Com apenas um único romance editado em 1975, Raduan Nassar pode ser reconhecido como um dos maiores escritores brasileiros mais influentes do século passado, a par de Clarice Lispector e João Guimarães Rosa, entre outros. Este filho de imigrantes libaneses, nascido em 1935 no estado de São Paulo, demarca-se, de certa forma, dos demais escritores brasileiros atrás mencionados, pois a sua obra ficou acabada, na medida em que foi por iniciativa própria que o mesmo deixou a literatura.
Lavoura Arcaica é um livro que me surpreendeu bastante pela sua ligação à poesia; ou melhor, pela forma como cruza a poesia com a prosa, tornando-os num só elemento. Com fortes ligações a parábolas da bíblia, a escrita de Nassar assenta numa fruição e fluir de luta de emoção vs razão, de moral vs satisfação pessoal e o quebrar das regras familiares. André, o personagem principal, é um jovem que vive numa família que cultiva para viver e que tem no seu pai uma figura que defende com unhas e dentes o dever que todos os familiares têm: o de se manterem juntos na lavoura; na vida. Com uma união assente em fortes laços familiares e grande entreajuda, alicerçada no respeito pela paciência, todas as dificuldades são ultrapassáveis e o pão nunca faltará na mesa.
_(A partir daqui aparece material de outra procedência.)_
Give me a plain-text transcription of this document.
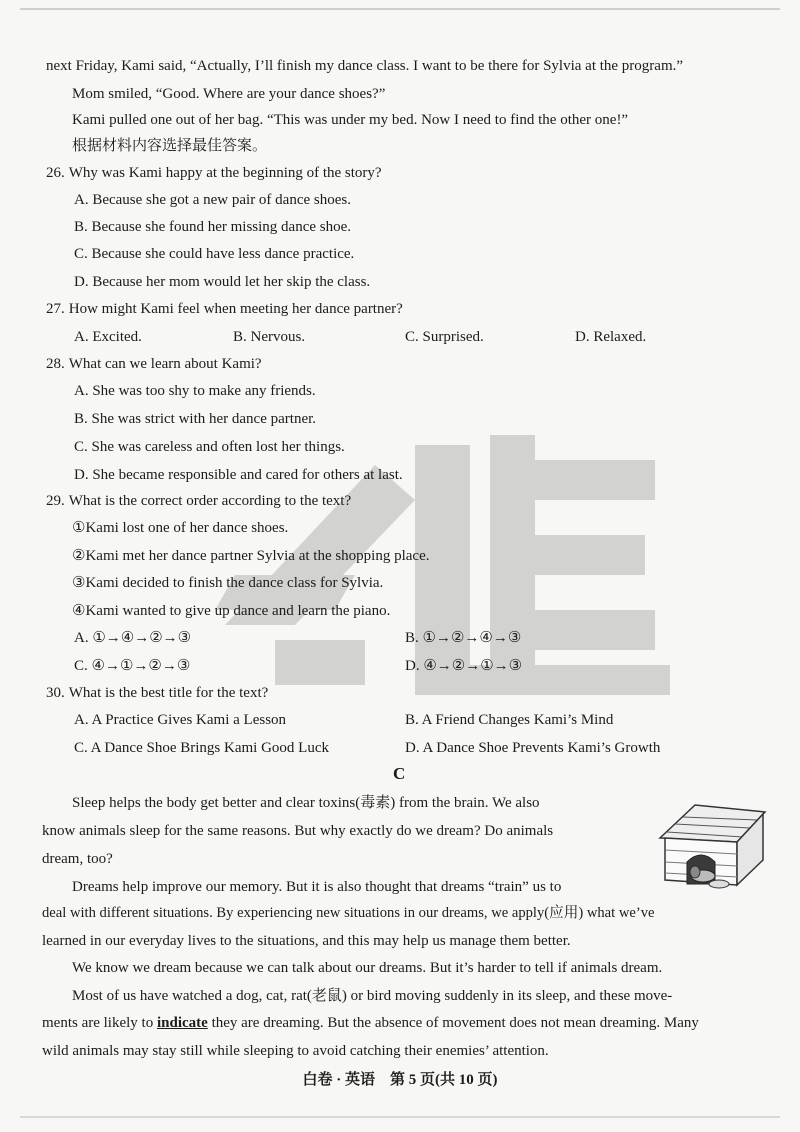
next Friday, Kami said, “Actually, I’ll finish my dance class. I want to be there for Sylvia at the program.”
Mom smiled, “Good. Where are your dance shoes?”
Kami pulled one out of her bag. “This was under my bed. Now I need to find the other one!”
根据材料内容选择最佳答案。
26. Why was Kami happy at the beginning of the story?
A. Because she got a new pair of dance shoes.
B. Because she found her missing dance shoe.
C. Because she could have less dance practice.
D. Because her mom would let her skip the class.
27. How might Kami feel when meeting her dance partner?
A. Excited.	B. Nervous.	C. Surprised.	D. Relaxed.
28. What can we learn about Kami?
A. She was too shy to make any friends.
B. She was strict with her dance partner.
C. She was careless and often lost her things.
D. She became responsible and cared for others at last.
29. What is the correct order according to the text?
①Kami lost one of her dance shoes.
②Kami met her dance partner Sylvia at the shopping place.
③Kami decided to finish the dance class for Sylvia.
④Kami wanted to give up dance and learn the piano.
A. ①→④→②→③	B. ①→②→④→③
C. ④→①→②→③	D. ④→②→①→③
30. What is the best title for the text?
A. A Practice Gives Kami a Lesson	B. A Friend Changes Kami’s Mind
C. A Dance Shoe Brings Kami Good Luck	D. A Dance Shoe Prevents Kami’s Growth
C
Sleep helps the body get better and clear toxins(毒素) from the brain. We also
know animals sleep for the same reasons. But why exactly do we dream? Do animals
dream, too?
Dreams help improve our memory. But it is also thought that dreams “train” us to
deal with different situations. By experiencing new situations in our dreams, we apply(应用) what we’ve
learned in our everyday lives to the situations, and this may help us manage them better.
We know we dream because we can talk about our dreams. But it’s harder to tell if animals dream.
Most of us have watched a dog, cat, rat(老鼠) or bird moving suddenly in its sleep, and these move-
ments are likely to indicate they are dreaming. But the absence of movement does not mean dreaming. Many
wild animals may stay still while sleeping to avoid catching their enemies’ attention.
白卷 · 英语　第 5 页(共 10 页)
No entanto, André é diferente dos seus irmãos e apesar de respeitar a filosofia de vida do pai, prefere emancipar-se e conhecer o mundo para além do dia-a-dia de labor camponês. Ele experimenta as dificuldades e prazeres que os outros locais afastados do seio da casa da família lhe oferecem, indo contra a razão imposta pelo patriarca. Para além de querer conhecer o resto do mundo, André apaixona-se pela sua irmã Ana com quem acaba tendo relações incestuosas. André não aceita a forma como a sociedade (nesta caso o pai) e a tradição/lei deitam por terra o seu sonho de viver com a sua amada irmã, entrando assim numa espiral descendente que o leva ao desgaste e pobreza, até que é salvo pelo seu irmão Pedro, que o traz novamente até casa.
O livro divide-se em duas partes: A Partida e O Retorno, numa alusão à parábola bíblica do regresso do filho pródigo. No seu regresso, André compreende que tem que aceitar os ensinamentos do pai, mesmo que isto lhe cause amargura, despoletando acontecimentos trágicos. Lavoura Arcaica tem bastantes referências a variadas culturas e religiões – árabe, grega, muçulmana, cristã, judaica, etc – e assenta numa escrita complexa, influenciada pelo modernismo, e poética claramente invulgares, tornando a obra num excelente exercício de simbologia.